PDA

View Full Version : Pregnant active-duty reservists allowed to stay at work stations



thedrifter
01-30-07, 08:41 AM
Pregnant active-duty reservists allowed to stay at work stations

By John Hoellwarth - Staff writer
Posted : February 05, 2007

Activated reservists will no longer be separated from active duty if they become pregnant, according to a Jan. 19 Corps-wide message.

Instead, they will fall under the same policy on pregnancy for active-duty Marines that keeps them in their work sections but prohibits them from deploying, according to MarAdmin message 27/07.

The new change to the Corps’ policy on pregnant reservists, last updated in 2004, is the result of “input that many wanted to continue staying on,” said manpower policy analyst Capt. Stephen Foster. “We felt that was appropriate.”

Sixteen pregnant Marines were released from active duty last year, according to numbers released by the Marine Corps’ Reserve Affairs Division. But the number of Marines affected by the policy change is unknown because the new rules affect inactivated reservists as well by limiting their mobilization eligibility in the first place. As of press time, the Marine Corps did not have data on how many Marines could not be mobilized because of pregnancy last year, said manpower spokesman 1st Lt. Rob Dolan.

Before the Corps changed its policy to allow this to happen, “The initial logic was that it allowed the reservist to get back to where that support unit, their family, was,” Foster said.

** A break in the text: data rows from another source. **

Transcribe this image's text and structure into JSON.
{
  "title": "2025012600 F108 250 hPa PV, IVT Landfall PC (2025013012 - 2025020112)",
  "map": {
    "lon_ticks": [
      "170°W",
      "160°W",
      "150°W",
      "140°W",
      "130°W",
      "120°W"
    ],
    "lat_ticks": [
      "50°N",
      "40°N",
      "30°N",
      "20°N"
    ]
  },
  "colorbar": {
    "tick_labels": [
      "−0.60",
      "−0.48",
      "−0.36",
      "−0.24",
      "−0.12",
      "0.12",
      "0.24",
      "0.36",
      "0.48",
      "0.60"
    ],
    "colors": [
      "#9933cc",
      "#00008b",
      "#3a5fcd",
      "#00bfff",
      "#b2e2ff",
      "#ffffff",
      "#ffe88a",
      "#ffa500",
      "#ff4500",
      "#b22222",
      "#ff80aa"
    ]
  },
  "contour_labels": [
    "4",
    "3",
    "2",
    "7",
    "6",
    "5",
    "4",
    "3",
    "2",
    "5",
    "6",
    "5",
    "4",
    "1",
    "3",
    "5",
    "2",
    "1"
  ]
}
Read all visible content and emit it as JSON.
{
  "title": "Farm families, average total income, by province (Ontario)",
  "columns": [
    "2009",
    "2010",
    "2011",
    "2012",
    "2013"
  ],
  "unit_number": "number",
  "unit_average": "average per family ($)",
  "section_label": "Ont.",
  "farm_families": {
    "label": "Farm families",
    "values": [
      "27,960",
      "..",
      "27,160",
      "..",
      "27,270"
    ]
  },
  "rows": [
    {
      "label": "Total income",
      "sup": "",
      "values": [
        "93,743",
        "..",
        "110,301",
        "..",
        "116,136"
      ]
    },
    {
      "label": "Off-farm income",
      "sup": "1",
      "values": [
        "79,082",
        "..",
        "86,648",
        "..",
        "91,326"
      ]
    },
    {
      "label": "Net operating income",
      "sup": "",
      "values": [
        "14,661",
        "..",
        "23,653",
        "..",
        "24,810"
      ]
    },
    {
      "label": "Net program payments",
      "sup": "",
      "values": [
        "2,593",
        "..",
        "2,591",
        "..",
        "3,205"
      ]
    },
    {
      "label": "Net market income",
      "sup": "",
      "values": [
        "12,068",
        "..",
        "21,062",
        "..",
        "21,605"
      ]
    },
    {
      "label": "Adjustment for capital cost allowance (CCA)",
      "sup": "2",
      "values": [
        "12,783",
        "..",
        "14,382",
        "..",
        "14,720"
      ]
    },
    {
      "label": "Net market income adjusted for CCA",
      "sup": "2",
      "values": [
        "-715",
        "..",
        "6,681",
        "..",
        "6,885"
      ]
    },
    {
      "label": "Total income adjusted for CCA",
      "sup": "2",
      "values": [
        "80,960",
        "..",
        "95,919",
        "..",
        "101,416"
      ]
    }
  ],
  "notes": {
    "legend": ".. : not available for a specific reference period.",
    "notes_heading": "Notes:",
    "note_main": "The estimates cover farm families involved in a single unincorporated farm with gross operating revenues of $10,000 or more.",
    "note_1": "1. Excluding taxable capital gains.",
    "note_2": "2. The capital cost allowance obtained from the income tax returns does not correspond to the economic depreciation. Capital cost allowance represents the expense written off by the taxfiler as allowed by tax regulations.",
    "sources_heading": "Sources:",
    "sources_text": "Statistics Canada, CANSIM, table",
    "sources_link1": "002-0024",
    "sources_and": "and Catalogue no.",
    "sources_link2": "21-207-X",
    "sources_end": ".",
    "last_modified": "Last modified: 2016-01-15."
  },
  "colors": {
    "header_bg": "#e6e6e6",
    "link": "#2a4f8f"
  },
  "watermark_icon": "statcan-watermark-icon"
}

But, Foster said, “nowadays, many active-duty orders are [permanent change-of-station] orders,” meaning that the Marines who receive them can relocate their families to be near them at the government’s expense.

If a Marine affiliated with a mobilized Selected Marine Corps Reserve unit becomes pregnant during pre-deployment training, she will have to stay in the rear.

“There are plenty of jobs that the Corps needs that that individual can fulfill,” Foster said. “Most likely her unit is maintaining people back stateside, and she might stay with her unit and support the war from there.”

Although the new policy keeps already activated pregnant reservists on duty, it places restrictions on when a pregnant Reserve Marine can be activated in the first place.

Pregnant reservists cannot be assigned “inactive duty for training,” such as Individual Ready Reserve musters, within 30 days of their expected delivery date. Also, after 28 weeks of pregnancy, they are ineligible for activation orders and exempt from participating in their unit’s annual training drills, according to the message.